>
Listen!
HERE BEGINS THE POEM OF MY LEFT HAND My left hand is a child moving clumsily and eagerly, shy in company. He lets his older brother do the clasping and pointing, all the most dramatic gestures. Everything is a joke to him because he knows he is despised for being left, but all admit that what is left is the best part. My left hand is always excited yet he claims to know nothing, is rather silent when I question him. He is growing so much more slowly than the rest of me--that is why he is not yet skilled, bold, and learned. For every ten years of mine he matures one, and I think when I die and am buried my left hand will be alive still, just coming into the strength of youth. I love to think of him in the ground, bold amongst the stones and clay, his time of adventure come at last, his music a man's music, studying the worm's mouth without desolation now that he has entered a time with no sun: too deep to freeze, too cool to sweat.

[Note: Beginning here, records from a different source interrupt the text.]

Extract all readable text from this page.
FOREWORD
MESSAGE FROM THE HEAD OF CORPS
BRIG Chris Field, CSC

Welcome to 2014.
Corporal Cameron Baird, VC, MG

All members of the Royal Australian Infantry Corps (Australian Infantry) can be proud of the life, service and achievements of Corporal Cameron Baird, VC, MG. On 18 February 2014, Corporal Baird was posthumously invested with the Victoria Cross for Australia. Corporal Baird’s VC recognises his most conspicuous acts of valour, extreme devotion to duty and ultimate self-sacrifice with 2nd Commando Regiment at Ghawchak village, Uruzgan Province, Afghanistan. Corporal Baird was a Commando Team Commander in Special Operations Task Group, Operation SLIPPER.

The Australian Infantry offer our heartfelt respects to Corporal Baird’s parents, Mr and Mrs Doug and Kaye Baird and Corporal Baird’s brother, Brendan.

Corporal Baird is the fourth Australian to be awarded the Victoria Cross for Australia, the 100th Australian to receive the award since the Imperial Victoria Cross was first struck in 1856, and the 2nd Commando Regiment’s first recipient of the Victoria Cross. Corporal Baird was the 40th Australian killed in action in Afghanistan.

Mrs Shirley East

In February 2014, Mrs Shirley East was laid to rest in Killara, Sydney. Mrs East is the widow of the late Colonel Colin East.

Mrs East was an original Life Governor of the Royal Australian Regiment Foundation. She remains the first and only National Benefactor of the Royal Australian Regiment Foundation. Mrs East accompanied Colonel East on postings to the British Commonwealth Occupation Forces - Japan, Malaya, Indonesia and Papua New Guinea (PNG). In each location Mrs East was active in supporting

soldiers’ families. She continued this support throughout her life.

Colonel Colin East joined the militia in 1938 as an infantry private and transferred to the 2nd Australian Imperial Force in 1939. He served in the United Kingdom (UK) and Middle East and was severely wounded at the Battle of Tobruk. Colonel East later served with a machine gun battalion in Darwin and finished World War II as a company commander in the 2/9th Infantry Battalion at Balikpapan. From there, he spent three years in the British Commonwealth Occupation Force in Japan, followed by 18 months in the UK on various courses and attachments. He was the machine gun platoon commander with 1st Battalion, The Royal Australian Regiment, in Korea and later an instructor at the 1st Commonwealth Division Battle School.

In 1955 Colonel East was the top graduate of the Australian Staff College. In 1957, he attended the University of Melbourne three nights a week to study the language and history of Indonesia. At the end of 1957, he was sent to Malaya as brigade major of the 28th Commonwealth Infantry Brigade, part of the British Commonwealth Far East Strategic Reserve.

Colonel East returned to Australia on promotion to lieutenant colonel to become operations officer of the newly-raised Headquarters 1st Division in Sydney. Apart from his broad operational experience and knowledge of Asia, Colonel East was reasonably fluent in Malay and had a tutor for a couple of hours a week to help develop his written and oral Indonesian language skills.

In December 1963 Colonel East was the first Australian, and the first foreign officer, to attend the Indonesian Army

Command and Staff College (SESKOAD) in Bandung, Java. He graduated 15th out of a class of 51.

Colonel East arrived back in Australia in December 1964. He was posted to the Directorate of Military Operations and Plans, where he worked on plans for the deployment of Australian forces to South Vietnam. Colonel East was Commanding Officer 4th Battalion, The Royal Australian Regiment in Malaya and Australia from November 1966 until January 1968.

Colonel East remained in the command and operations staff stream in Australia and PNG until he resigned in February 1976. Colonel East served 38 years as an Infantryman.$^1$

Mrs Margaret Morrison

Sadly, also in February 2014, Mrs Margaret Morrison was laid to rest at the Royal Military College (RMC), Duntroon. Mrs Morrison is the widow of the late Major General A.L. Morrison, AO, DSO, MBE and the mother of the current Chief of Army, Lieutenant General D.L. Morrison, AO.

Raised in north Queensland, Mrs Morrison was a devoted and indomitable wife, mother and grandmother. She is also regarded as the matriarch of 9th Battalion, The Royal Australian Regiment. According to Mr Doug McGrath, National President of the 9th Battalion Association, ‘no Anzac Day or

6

He is never alone, he is in the great multitude of life that has been waiting for him. He has grown wiser than me through coming to know the beat of the world in the center of his body. From his house of clay he can watch the stars and the stretch of space beyond the farthest star. He has graceful years before he grows old, and even that will be a blessing like a silk glove, for as he softens the stones draw close and cradle him and call him their little old boy, so weak and in need of voices to teach him how to die and become a new mineral, moistened with forever.